De início, a dor lombar provocada pela doença pode ser confundida com má postura, contraturas e estiramentos musculares, por isso é comum que as pessoas busquem por ortopedistas e/ou clínicos.

É importante que o paciente dê atenção às suas dores e busque ajuda médica ao perceber que os sintomas estão "fora do normal". Quanto mais cedo o diagnóstico correto, melhor será o resultado do tratamento.

O tratamento da espondilite anquilosante consiste no uso de anti-inflamatórios, medicamentos convencionais para modulação do sistema imune e utilização de medicamentos imunobiológicos que bloqueiam especificamente determinadas proteínas da cascata inflamatória e conseguem controlar a doença.

A realização de exercícios físicos regularmente e o abandono do tabagismo também são práticas recomendadas pelo reumatologista, especialista mais indicado para diagnosticar e acompanhar o paciente com espondilite anquilosante.

Além da dor, pode haver limitação física por alterações nas articulações e ligamentos que resultam na diminuição da amplitude de movimentos, a anquilose. A ameaça de perder a independência física e motora pode gerar impacto negativo na saúde mental da pessoa, com transtornos de ansiedade e depressão.

Cerca de metade dos pacientes podem apresentar manifestações inflamatórias que não ficam restritas ao aparelho musculoesquelético, como, por exemplo, a uveíte (inflamação no olho), psoríase (inflamação da pele com característica descamativa e avermelhada) e colite (inflamação do intestino).

A espondilite anquilosante não tem cura, mas tem controle, permitindo que a pessoa tenha uma vida normal. A utilização correta dos medicamentos combinada a uma dieta balanceada e a prática regular de exercícios físicos, que visem alongamento e fortalecimento para a manutenção da boa capacidade de movimentos, contribuem para uma melhor qualidade de vida.

Para promover a conscientização da sociedade sobre a doença, a Janssen, empresa farmacêutica da Johnson&Johnson, lançou esse ano a campanha "Combata a Dor: enfrente a Espondilite Anquilosante e conquiste mais movimento", da qual Samuel é um dos parceiros.

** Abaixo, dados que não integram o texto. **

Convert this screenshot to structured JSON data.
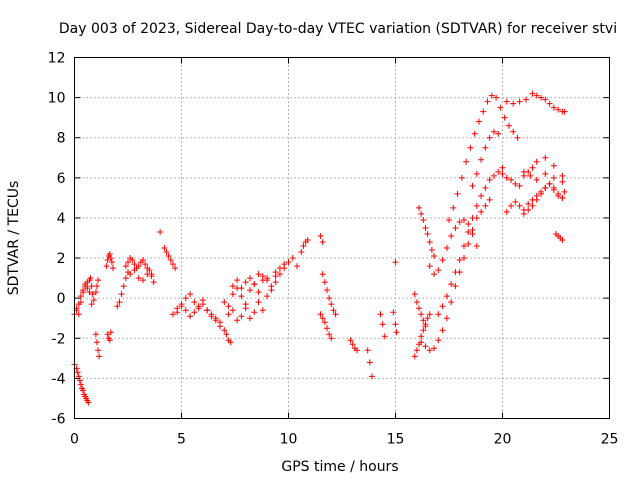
{
  "chart_data": {
    "type": "scatter",
    "title": "Day 003 of 2023, Sidereal Day-to-day VTEC variation (SDTVAR) for receiver stvi",
    "xlabel": "GPS time / hours",
    "ylabel": "SDTVAR / TECUs",
    "xlim": [
      0,
      25
    ],
    "ylim": [
      -6,
      12
    ],
    "xticks": [
      0,
      5,
      10,
      15,
      20,
      25
    ],
    "yticks": [
      -6,
      -4,
      -2,
      0,
      2,
      4,
      6,
      8,
      10,
      12
    ],
    "grid": true,
    "marker": "plus",
    "color": "#ff0000",
    "series": [
      {
        "name": "SDTVAR",
        "x": [
          0.0,
          0.1,
          0.15,
          0.2,
          0.25,
          0.3,
          0.35,
          0.4,
          0.45,
          0.5,
          0.55,
          0.6,
          0.65,
          0.1,
          0.2,
          0.3,
          0.4,
          0.5,
          0.6,
          0.7,
          0.75,
          0.8,
          0.85,
          0.0,
          0.1,
          0.2,
          0.3,
          0.4,
          0.5,
          0.6,
          0.7,
          0.8,
          0.9,
          1.0,
          1.05,
          1.1,
          1.0,
          1.05,
          1.1,
          1.15,
          1.5,
          1.55,
          1.6,
          1.65,
          1.7,
          1.75,
          1.8,
          1.55,
          1.6,
          1.65,
          1.7,
          2.0,
          2.1,
          2.2,
          2.3,
          2.4,
          2.5,
          2.4,
          2.5,
          2.6,
          2.7,
          2.8,
          2.9,
          3.0,
          3.1,
          3.2,
          3.3,
          3.4,
          3.5,
          3.6,
          2.6,
          2.8,
          3.0,
          3.2,
          3.4,
          3.6,
          3.7,
          4.0,
          4.2,
          4.3,
          4.4,
          4.5,
          4.6,
          4.7,
          4.6,
          4.8,
          5.0,
          5.2,
          5.4,
          5.6,
          5.8,
          6.0,
          6.2,
          6.4,
          6.6,
          6.8,
          4.8,
          5.0,
          5.2,
          5.4,
          5.6,
          5.8,
          6.0,
          6.2,
          6.4,
          6.6,
          6.8,
          7.0,
          7.1,
          7.2,
          7.3,
          7.0,
          7.2,
          7.4,
          7.6,
          7.8,
          8.0,
          8.2,
          8.4,
          8.6,
          8.8,
          9.0,
          9.2,
          9.4,
          9.6,
          9.8,
          7.2,
          7.4,
          7.6,
          7.8,
          8.0,
          8.2,
          8.4,
          8.6,
          8.8,
          9.0,
          9.2,
          9.4,
          7.4,
          7.6,
          7.8,
          8.0,
          8.2,
          8.4,
          8.6,
          8.8,
          9.0,
          9.4,
          9.6,
          9.8,
          10.0,
          10.2,
          10.4,
          10.6,
          10.7,
          10.8,
          10.9,
          11.5,
          11.6,
          11.6,
          11.7,
          11.8,
          11.9,
          12.0,
          12.1,
          12.2,
          11.5,
          11.6,
          11.7,
          11.8,
          11.9,
          12.0,
          12.9,
          13.0,
          13.1,
          13.2,
          13.7,
          13.8,
          13.9,
          14.3,
          14.4,
          14.5,
          14.9,
          15.0,
          15.05,
          15.0,
          15.9,
          16.0,
          16.1,
          16.2,
          16.3,
          16.4,
          16.5,
          16.6,
          15.9,
          16.0,
          16.1,
          16.2,
          16.3,
          16.4,
          16.1,
          16.2,
          16.3,
          16.4,
          16.5,
          16.6,
          16.7,
          16.8,
          16.6,
          16.8,
          17.0,
          17.2,
          17.4,
          17.6,
          17.8,
          18.0,
          18.2,
          18.4,
          18.6,
          18.8,
          16.2,
          16.4,
          16.6,
          16.8,
          17.0,
          17.2,
          17.4,
          17.6,
          17.8,
          18.0,
          18.2,
          18.4,
          18.6,
          18.8,
          19.0,
          19.2,
          19.4,
          17.0,
          17.2,
          17.4,
          17.6,
          17.8,
          18.0,
          18.2,
          18.4,
          18.6,
          18.8,
          19.0,
          19.2,
          19.4,
          19.6,
          19.8,
          20.0,
          17.5,
          17.7,
          17.9,
          18.1,
          18.3,
          18.5,
          18.7,
          18.9,
          19.1,
          19.3,
          19.5,
          19.7,
          19.9,
          20.1,
          20.3,
          20.5,
          20.7,
          21.0,
          21.3,
          21.6,
          22.0,
          22.4,
          22.8,
          18.6,
          18.8,
          19.0,
          19.2,
          19.4,
          19.6,
          19.8,
          20.0,
          20.2,
          20.4,
          20.6,
          20.8,
          21.0,
          21.2,
          21.4,
          21.6,
          22.0,
          22.4,
          22.8,
          20.2,
          20.4,
          20.6,
          20.8,
          21.0,
          21.2,
          21.4,
          21.6,
          21.8,
          22.0,
          22.2,
          22.4,
          22.6,
          22.8,
          21.0,
          21.2,
          21.4,
          21.6,
          21.8,
          22.0,
          22.2,
          22.4,
          22.6,
          22.8,
          22.9,
          20.2,
          20.5,
          20.8,
          21.1,
          21.4,
          21.6,
          21.8,
          22.0,
          22.2,
          22.4,
          22.6,
          22.8,
          22.9,
          22.5,
          22.6,
          22.7,
          22.8
        ],
        "y": [
          -3.3,
          -3.5,
          -3.7,
          -3.9,
          -4.1,
          -4.3,
          -4.5,
          -4.6,
          -4.8,
          -4.9,
          -5.0,
          -5.1,
          -5.2,
          -0.5,
          -0.8,
          -0.2,
          0.3,
          0.7,
          0.8,
          0.9,
          1.0,
          0.6,
          0.2,
          -0.8,
          -0.6,
          -0.3,
          0.1,
          0.4,
          0.6,
          0.5,
          0.3,
          -0.3,
          -0.1,
          0.3,
          0.6,
          0.9,
          -1.8,
          -2.2,
          -2.6,
          -2.9,
          1.6,
          1.9,
          2.1,
          2.2,
          2.0,
          1.8,
          1.5,
          -1.8,
          -2.0,
          -2.1,
          -1.7,
          -0.4,
          -0.2,
          0.2,
          0.6,
          1.0,
          1.3,
          1.6,
          1.8,
          2.0,
          1.9,
          1.7,
          1.5,
          1.6,
          1.8,
          1.9,
          1.7,
          1.5,
          1.4,
          1.2,
          1.2,
          1.4,
          1.0,
          0.9,
          1.2,
          1.1,
          0.8,
          3.3,
          2.5,
          2.3,
          2.1,
          1.9,
          1.7,
          1.5,
          -0.8,
          -0.5,
          -0.3,
          0.0,
          0.2,
          -0.2,
          -0.4,
          -0.1,
          -0.6,
          -0.8,
          -1.0,
          -1.2,
          -0.7,
          -0.4,
          -0.6,
          -0.9,
          -0.7,
          -0.5,
          -0.3,
          -0.6,
          -0.9,
          -1.1,
          -1.4,
          -1.6,
          -1.8,
          -2.1,
          -2.2,
          -0.2,
          -0.4,
          0.2,
          0.5,
          0.1,
          -0.3,
          0.4,
          0.7,
          0.3,
          0.9,
          1.0,
          0.6,
          1.1,
          1.2,
          1.5,
          -0.8,
          -0.6,
          -1.1,
          -0.9,
          -0.5,
          -1.0,
          -0.7,
          -0.2,
          -0.6,
          0.1,
          0.4,
          0.8,
          0.6,
          0.9,
          0.5,
          0.8,
          1.0,
          0.7,
          1.2,
          1.1,
          0.9,
          1.3,
          1.5,
          1.7,
          1.8,
          2.0,
          1.6,
          2.3,
          2.6,
          2.8,
          2.9,
          3.1,
          2.8,
          1.2,
          0.8,
          0.4,
          0.0,
          -0.3,
          -0.6,
          -0.8,
          -0.8,
          -1.0,
          -1.2,
          -1.5,
          -1.8,
          -2.0,
          -2.1,
          -2.3,
          -2.5,
          -2.6,
          -2.6,
          -3.2,
          -3.9,
          -0.8,
          -1.3,
          -1.9,
          -0.7,
          -1.3,
          -1.7,
          1.8,
          -2.9,
          -2.6,
          -2.3,
          -1.9,
          -1.6,
          -1.3,
          -1.0,
          -0.8,
          0.2,
          -0.2,
          -0.5,
          -0.8,
          -1.1,
          -1.4,
          4.5,
          4.2,
          3.9,
          3.5,
          3.2,
          2.8,
          2.4,
          2.1,
          1.6,
          1.2,
          1.4,
          1.9,
          2.5,
          3.1,
          3.5,
          3.8,
          3.9,
          3.7,
          3.2,
          2.6,
          -2.2,
          -2.4,
          -2.6,
          -2.5,
          -2.1,
          -1.6,
          -1.0,
          -0.2,
          0.6,
          1.3,
          2.0,
          2.7,
          3.4,
          4.0,
          4.3,
          4.6,
          4.9,
          -0.8,
          -0.4,
          0.1,
          0.7,
          1.3,
          1.9,
          2.6,
          3.3,
          4.0,
          4.6,
          5.1,
          5.5,
          5.9,
          6.1,
          6.3,
          6.5,
          3.9,
          4.5,
          5.2,
          6.0,
          6.8,
          7.5,
          8.2,
          8.8,
          9.3,
          9.8,
          10.1,
          10.0,
          9.5,
          9.0,
          8.6,
          8.3,
          8.0,
          6.3,
          6.1,
          5.9,
          6.2,
          6.0,
          5.8,
          5.6,
          6.2,
          6.9,
          7.5,
          8.0,
          8.3,
          8.2,
          6.2,
          6.0,
          5.9,
          5.7,
          5.6,
          6.1,
          6.3,
          6.5,
          6.8,
          7.0,
          6.6,
          6.1,
          4.3,
          4.6,
          4.8,
          4.6,
          4.4,
          4.7,
          4.9,
          5.1,
          5.3,
          5.5,
          5.7,
          5.5,
          5.2,
          5.0,
          4.2,
          4.4,
          4.6,
          4.9,
          5.2,
          5.5,
          5.7,
          5.4,
          5.1,
          5.0,
          5.3,
          9.8,
          9.7,
          9.8,
          9.9,
          10.2,
          10.1,
          10.0,
          9.9,
          9.7,
          9.5,
          9.4,
          9.3,
          9.3,
          3.2,
          3.1,
          3.0,
          2.9
        ]
      }
    ]
  }
}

Caso você tenha pensamentos suicidas, procure ajuda especializada como o CVV (Centro de Valorização da Vida) e os Caps (Centros de Atenção Psicossocial) da sua cidade. O CVV funciona 24 horas por dia (inclusive aos feriados) pelo telefone 188, e também atende por e-mail, chat e pessoalmente. São mais de 120 postos de atendimento em todo o Brasil.

Fonte: Cristiano Campanholo, reumatologista da Santa Casa de São Paulo.